For weeks my mind has been anxiously consumed with what to do about Delia and sleep. It was practically all I had wanted to talk to Trevor about (well, you know, that and names, of course). The question of how we were going to balance a newborn with a middle-of-the-night-screaming 7-year-old all in our bedroom was eating me alive and stealing my joy.
But where could we put Delia? Put all the other girls back in one room and give her Pippa and Romilly’s room? Let her have our room and sleep on the sofa bed in our living room ourselves (not much help once the baby arrives!)? There just didn’t seem to be a good solution, but I knew we needed to start trying something so that if it didn’t work we had time left to try something else before the baby comes.
So we tried Plan A. It was always our intention for Delia to share the room across the hall from our bedroom with her three littlest sisters, and we wondered if, just maybe, that plan might still be crazy enough to work. We decided to put her in the top bunk, hoping it would make her feel a bit more contained than an ordinary bed. She can climb down, but she’s quite timid about it and generally stays put, plus she seems to enjoy the view.

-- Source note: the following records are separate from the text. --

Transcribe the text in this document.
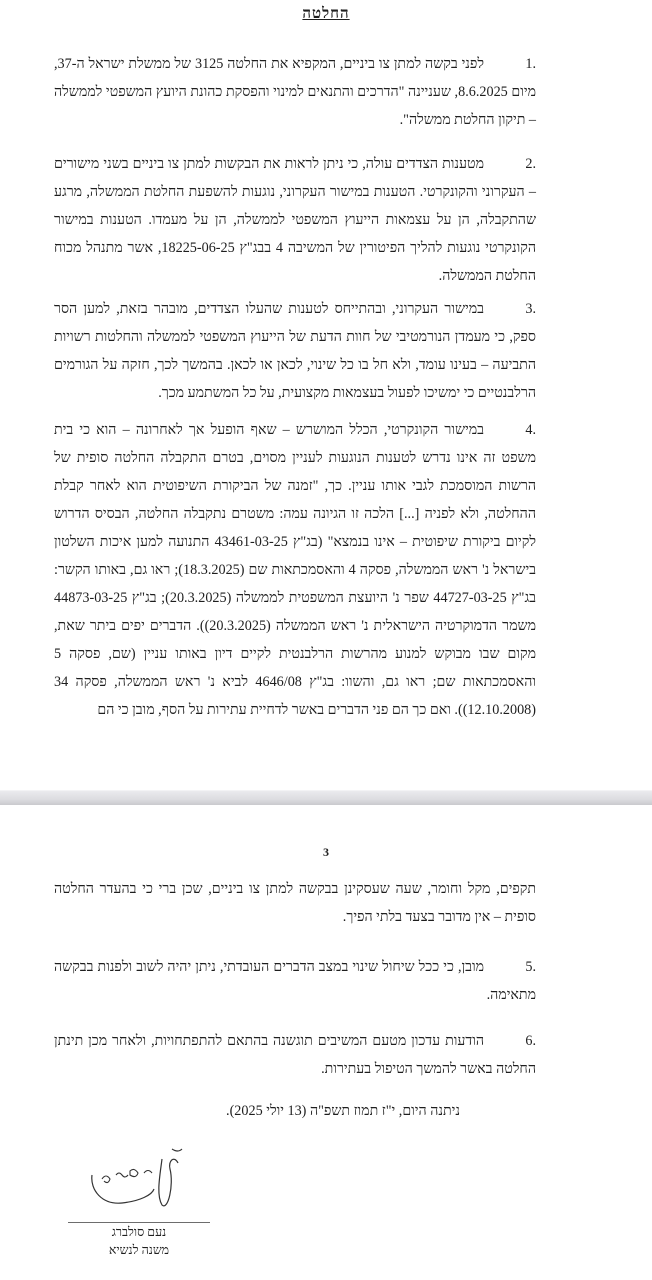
החלטה
.1לפני בקשה למתן צו ביניים, המקפיא את החלטה 3125 של ממשלת ישראל ה-37, מיום 8.6.2025, שעניינה "הדרכים והתנאים למינוי והפסקת כהונת היועץ המשפטי לממשלה – תיקון החלטת ממשלה".
.2מטענות הצדדים עולה, כי ניתן לראות את הבקשות למתן צו ביניים בשני מישורים – העקרוני והקונקרטי. הטענות במישור העקרוני, נוגעות להשפעת החלטת הממשלה, מרגע שהתקבלה, הן על עצמאות הייעוץ המשפטי לממשלה, הן על מעמדו. הטענות במישור הקונקרטי נוגעות להליך הפיטורין של המשיבה 4 בבג"ץ 18225-06-25, אשר מתנהל מכוח החלטת הממשלה.
.3במישור העקרוני, ובהתייחס לטענות שהעלו הצדדים, מובהר בזאת, למען הסר ספק, כי מעמדן הנורמטיבי של חוות הדעת של הייעוץ המשפטי לממשלה והחלטות רשויות התביעה – בעינו עומד, ולא חל בו כל שינוי, לכאן או לכאן. בהמשך לכך, חזקה על הגורמים הרלבנטיים כי ימשיכו לפעול בעצמאות מקצועית, על כל המשתמע מכך.
.4במישור הקונקרטי, הכלל המושרש – שאף הופעל אך לאחרונה – הוא כי בית משפט זה אינו נדרש לטענות הנוגעות לעניין מסוים, בטרם התקבלה החלטה סופית של הרשות המוסמכת לגבי אותו עניין. כך, "זמנה של הביקורת השיפוטית הוא לאחר קבלת ההחלטה, ולא לפניה [...] הלכה זו הגיונה עמה: משטרם נתקבלה החלטה, הבסיס הדרוש לקיום ביקורת שיפוטית – אינו בנמצא" (בג"ץ 43461-03-25 התנועה למען איכות השלטון בישראל נ' ראש הממשלה, פסקה 4 והאסמכתאות שם (18.3.2025); ראו גם, באותו הקשר: בג"ץ 44727-03-25 שפר נ' היועצת המשפטית לממשלה (20.3.2025); בג"ץ 44873-03-25 משמר הדמוקרטיה הישראלית נ' ראש הממשלה (20.3.2025)). הדברים יפים ביתר שאת, מקום שבו מבוקש למנוע מהרשות הרלבנטית לקיים דיון באותו עניין (שם, פסקה 5 והאסמכתאות שם; ראו גם, והשוו: בג"ץ 4646/08 לביא נ' ראש הממשלה, פסקה 34 (12.10.2008)). ואם כך הם פני הדברים באשר לדחיית עתירות על הסף, מובן כי הם
3
תקפים, מקל וחומר, שעה שעסקינן בבקשה למתן צו ביניים, שכן ברי כי בהעדר החלטה סופית – אין מדובר בצעד בלתי הפיך.
.5מובן, כי ככל שיחול שינוי במצב הדברים העובדתי, ניתן יהיה לשוב ולפנות בבקשה מתאימה.
.6הודעות עדכון מטעם המשיבים תוגשנה בהתאם להתפתחויות, ולאחר מכן תינתן החלטה באשר להמשך הטיפול בעתירות.
ניתנה היום, י"ז תמוז תשפ"ה (13 יולי 2025).
נעם סולברג
משנה לנשיא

Do you know that our girl has slept through the night until at least 6:30 for six nights in a row since we moved her in with her sisters?! She had done that exactly one time (on Christmas Eve – wasn’t that lovely?) in the seven weeks that we’d had her prior to this last week. It feels like nothing short of a miracle.
I do have a couple of theories as to why this arrangement is a better fit for her. She may just be more comfortable sleeping in a room with other children than with adults. That is, after all, what she’s known her whole life. I also believe that when she woke in the middle of the night in our room, she immediately switched into attention-seeking mode knowing that I was there. This is a daytime behavior of hers as well that she seems to reserve just for me, and her midnight caterwauling was always much worse on nights when Trevor was at work and she knew it was just me in the room with her. Plus she would only really begin exercising her vocal cords once I gave her some sign that she had awakened me, such as leaning out of bed to look at the clock.
Whatever the reason, she is sleeping, and we know that is a gift from the hand of God and are praising Him accordingly!
She still wakes up very, very loudly, and this has made our early mornings interesting. I’m not sure what we would (will?) do if she woke and started her noise-making festivities at 3 or 4 AM like she used to now that she’s sharing a room with three other little snoozers, but with each passing night I am growing a bit more optimistic that this may at least be a new pattern if not a new rule.
Thank you, thank you, thank you for praying (and rejoicing now!) with us. There is still much to pray for, but we are seeing amazing answers!